Meretz chairman Nitzan Horowitz tweeted: “My position is clear: Precisely in times of crisis, we have an obligation to uphold the right to protest and demonstrate.”
The anti-Netanyahu protests, held several times weekly outside his Yerushalayim residence, have continued during the current lockdown. The attorney general outlined rules for distancing with participants to be divided into “capsules,” but that did not appear to be implemented during last weekend’s protest.
The cabinet addressed an array of issues, according to media reports, including reducing employee numbers in the private business sector activity by 50%; reducing public sector workers to emergency numbers only; closing shuls; banning gatherings over Sukkos; shutting marketplaces, including those for arba minim; and heightened enforcement on restrictions for mikveh use.
Economy Minister Amir Peretz held out against revising the current restrictions in general, arguing that further changes would create confusion. “The public is internalizing the regulations and beginning to implement them, there is no reason after five days to issue new instructions,” he said.
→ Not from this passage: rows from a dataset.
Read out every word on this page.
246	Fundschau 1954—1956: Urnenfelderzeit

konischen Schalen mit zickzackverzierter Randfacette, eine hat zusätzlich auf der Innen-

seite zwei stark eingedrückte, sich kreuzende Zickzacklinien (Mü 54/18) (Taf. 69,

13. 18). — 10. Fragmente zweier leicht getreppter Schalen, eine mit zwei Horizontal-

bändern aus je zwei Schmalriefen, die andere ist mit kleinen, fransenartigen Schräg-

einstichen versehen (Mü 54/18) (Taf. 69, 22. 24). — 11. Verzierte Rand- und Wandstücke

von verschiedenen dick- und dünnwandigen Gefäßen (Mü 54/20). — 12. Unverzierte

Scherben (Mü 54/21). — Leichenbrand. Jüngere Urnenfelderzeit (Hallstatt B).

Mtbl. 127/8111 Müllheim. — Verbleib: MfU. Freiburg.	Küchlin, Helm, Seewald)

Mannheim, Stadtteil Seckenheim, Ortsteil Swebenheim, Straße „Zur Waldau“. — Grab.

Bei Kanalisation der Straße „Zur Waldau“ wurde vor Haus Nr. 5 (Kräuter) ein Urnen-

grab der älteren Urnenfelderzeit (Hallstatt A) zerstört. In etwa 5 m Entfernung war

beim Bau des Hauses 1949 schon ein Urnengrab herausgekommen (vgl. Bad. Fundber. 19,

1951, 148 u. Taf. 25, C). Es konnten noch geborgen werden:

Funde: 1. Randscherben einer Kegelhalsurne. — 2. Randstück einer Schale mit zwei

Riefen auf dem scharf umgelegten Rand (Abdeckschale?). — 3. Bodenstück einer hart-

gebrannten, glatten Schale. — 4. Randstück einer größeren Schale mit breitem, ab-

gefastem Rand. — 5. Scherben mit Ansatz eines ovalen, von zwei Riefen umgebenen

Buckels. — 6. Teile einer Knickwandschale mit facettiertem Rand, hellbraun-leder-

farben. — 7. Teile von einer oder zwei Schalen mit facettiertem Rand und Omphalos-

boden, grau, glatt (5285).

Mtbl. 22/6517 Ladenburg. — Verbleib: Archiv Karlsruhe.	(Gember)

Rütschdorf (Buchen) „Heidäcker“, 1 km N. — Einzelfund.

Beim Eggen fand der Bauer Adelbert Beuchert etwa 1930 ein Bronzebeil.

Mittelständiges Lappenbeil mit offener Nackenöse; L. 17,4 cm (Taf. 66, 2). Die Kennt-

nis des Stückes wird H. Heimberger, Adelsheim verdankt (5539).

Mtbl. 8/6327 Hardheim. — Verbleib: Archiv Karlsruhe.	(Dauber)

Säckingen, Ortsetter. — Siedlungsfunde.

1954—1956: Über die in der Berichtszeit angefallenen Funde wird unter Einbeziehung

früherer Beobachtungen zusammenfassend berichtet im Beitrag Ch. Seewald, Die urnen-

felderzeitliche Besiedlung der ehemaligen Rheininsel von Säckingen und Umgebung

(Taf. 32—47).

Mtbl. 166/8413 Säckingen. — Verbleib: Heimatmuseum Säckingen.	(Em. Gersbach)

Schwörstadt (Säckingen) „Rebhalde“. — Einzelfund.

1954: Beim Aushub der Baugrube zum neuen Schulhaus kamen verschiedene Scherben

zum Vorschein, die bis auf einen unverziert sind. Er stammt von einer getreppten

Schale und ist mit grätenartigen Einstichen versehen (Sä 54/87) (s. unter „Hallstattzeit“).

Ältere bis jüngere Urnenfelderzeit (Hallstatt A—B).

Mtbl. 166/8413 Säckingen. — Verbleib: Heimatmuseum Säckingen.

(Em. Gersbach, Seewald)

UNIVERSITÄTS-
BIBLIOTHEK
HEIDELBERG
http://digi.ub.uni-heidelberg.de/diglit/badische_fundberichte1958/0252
There were 3,858 new patients diagnosed with coronavirus on Tuesday, the Health Ministry reported, plus another 990 between midnight and Tuesday evening. Of those screened – only 34,400 – 11% tested positive.
Some 668 patients were listed in serious condition, including 159 intubated.
Proponents of a more stringent lockdown have cited the number of seriously ill as evidence that the hospital system is in danger of collapse if the infection rate does not come down significantly in the coming days. They note that at least two hospitals have already said they are full to capacity and cannot admit any more Covid-19 patients.